Music Mini Review : Ghost – Meliora (Loma Vista Recordings)

Music Mini Review : Ghost – Meliora (Loma Vista Recordings)

Note de l'auteur

En l’espace de deux albums (Opus Eponymous et Infestissumam) et un EP (If You Have Ghost), Ghost a atteint un rare degré de notoriété. L’engouement critique comme publique a provoqué un statut culte quasi immédiat. Le groupe était destiné tant son utilisation d’une imagerie satanique de fête foraine l’a conduit tout droit sur des terres postmodernistes. Meliora, leur troisième opus, va-t-il confirmer l’enthousiasme général ?

 

A singer les plus grands (Black Sabbath, Blue Öyster Cult, voire Mercyful Fate), Ghost posait la tête sur l’échafaud. A travers le jeu de l’anonymat (tous les membres apparaissent masqués et leur nom est gardé secret), d’une reproduction respectueusement insolente et de compositions habiles à absorber les influences, le groupe suédois a évité le couperet. Et justifier une existence qui allait au-delà de la parodie excentrique. Ghost réimagine le doom dans sa version (hard)rock (parfois légèrement progressif), teinté d’un univers sonore que ne renieraient pas les films d’horreur des années 70.

Opus Eponymous bénéficiait de l’effet de surprise, Infestissumam jouait sur la confirmation, comment Meliora allait-il aborder le futur ? Le changement dans la continuité. La musique du groupe s’émancipe légèrement du hard-rock pour verser dans les contrées du rock, voire de la pop. Un geste que l’on retrouvait à l’état embryonnaire sur Infestissumam et marqué sur le EP If You Have Ghost. Suite logique et pourtant gorgée d’inattendue.

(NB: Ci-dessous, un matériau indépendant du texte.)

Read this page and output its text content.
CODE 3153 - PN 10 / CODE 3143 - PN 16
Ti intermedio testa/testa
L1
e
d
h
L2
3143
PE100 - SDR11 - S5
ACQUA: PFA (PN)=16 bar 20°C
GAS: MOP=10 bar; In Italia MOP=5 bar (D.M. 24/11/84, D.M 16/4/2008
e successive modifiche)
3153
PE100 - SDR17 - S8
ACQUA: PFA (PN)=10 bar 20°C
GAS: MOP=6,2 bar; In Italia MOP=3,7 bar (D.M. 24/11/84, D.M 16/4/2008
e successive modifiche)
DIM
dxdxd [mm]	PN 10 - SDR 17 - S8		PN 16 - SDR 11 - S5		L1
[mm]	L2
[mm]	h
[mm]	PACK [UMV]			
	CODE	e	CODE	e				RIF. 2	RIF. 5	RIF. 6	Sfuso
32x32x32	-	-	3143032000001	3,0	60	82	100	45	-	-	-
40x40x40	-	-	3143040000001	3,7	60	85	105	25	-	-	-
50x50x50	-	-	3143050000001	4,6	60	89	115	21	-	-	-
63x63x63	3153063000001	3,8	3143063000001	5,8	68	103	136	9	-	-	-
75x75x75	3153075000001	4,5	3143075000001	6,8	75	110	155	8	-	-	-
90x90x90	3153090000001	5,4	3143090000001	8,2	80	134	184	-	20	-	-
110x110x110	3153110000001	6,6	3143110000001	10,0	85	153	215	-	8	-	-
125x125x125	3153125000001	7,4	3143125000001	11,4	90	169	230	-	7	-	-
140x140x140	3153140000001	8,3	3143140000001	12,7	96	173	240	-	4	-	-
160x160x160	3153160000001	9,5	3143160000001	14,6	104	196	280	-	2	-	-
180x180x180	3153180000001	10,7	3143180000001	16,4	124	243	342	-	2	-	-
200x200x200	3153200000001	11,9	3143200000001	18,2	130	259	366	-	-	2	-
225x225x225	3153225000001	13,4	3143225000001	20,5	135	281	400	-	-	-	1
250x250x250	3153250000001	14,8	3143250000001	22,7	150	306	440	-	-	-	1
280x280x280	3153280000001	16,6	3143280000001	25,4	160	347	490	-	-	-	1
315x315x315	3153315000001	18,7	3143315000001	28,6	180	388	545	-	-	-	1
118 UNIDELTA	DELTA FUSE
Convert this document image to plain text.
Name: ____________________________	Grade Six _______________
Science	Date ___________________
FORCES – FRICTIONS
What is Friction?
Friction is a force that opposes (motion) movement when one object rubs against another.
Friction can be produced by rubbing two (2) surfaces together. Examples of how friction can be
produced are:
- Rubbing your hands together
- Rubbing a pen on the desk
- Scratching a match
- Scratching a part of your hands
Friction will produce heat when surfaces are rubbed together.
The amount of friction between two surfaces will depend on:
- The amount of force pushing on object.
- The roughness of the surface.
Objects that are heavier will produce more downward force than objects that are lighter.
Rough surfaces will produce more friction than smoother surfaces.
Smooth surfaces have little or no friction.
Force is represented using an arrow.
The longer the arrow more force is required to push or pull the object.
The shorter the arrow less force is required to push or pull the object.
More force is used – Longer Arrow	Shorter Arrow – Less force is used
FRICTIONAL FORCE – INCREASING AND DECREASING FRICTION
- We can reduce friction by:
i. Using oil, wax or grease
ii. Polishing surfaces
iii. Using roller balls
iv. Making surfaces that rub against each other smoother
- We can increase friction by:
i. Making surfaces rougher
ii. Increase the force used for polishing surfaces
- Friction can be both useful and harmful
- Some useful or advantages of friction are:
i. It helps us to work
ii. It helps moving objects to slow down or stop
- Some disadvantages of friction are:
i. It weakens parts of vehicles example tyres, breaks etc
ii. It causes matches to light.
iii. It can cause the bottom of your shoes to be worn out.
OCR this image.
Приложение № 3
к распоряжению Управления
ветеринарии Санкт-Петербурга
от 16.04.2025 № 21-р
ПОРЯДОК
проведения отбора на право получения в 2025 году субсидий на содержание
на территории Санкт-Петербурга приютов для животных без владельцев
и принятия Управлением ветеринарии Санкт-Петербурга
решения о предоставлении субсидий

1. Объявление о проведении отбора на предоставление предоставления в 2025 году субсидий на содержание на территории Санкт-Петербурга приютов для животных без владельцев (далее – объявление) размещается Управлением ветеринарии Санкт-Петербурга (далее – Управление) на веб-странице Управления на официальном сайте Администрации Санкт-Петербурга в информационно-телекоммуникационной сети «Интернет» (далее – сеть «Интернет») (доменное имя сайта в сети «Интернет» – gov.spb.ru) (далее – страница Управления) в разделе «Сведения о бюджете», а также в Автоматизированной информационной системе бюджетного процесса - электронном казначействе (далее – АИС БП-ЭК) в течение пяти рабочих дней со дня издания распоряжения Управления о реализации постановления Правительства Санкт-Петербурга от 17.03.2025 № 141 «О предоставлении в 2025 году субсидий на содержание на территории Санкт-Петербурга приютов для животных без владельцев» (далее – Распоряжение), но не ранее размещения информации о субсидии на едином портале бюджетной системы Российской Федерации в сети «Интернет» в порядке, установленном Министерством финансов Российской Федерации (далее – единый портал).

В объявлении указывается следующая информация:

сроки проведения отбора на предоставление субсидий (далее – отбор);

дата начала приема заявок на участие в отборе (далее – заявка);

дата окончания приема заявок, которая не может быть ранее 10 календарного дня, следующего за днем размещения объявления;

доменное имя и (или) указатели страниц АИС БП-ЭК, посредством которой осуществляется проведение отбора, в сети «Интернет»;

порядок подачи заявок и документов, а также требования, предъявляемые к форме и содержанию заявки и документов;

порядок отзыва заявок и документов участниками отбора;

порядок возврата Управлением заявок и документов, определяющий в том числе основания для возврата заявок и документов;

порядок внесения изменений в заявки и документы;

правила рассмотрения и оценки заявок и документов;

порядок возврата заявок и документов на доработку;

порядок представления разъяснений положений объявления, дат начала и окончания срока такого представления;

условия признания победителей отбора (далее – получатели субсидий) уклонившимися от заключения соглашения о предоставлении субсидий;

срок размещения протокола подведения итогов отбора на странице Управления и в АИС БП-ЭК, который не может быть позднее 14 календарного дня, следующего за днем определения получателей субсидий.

ghost-meliora-coverL’effet Ghost. Une musique familière que l’on entend pour la première fois. De sa voix très sixties, Papa Emeritus III guide une foule docile. Hypnotisée par les mouvances incantatoires d’un chant limpide, cette voix accueille des versets satanistes, adoucies des lueurs pop de refrains entêtants. Le chanteur psalme une dévotion quasi amoureuse jusqu’à teinter ces bagatelles d’effluves romantiques. Meliora ne cherche pas à apprivoiser la Bête de douceurs acidulées, l’album sait aussi retourner aux racines d’une musique inquiétante ou dangereuse.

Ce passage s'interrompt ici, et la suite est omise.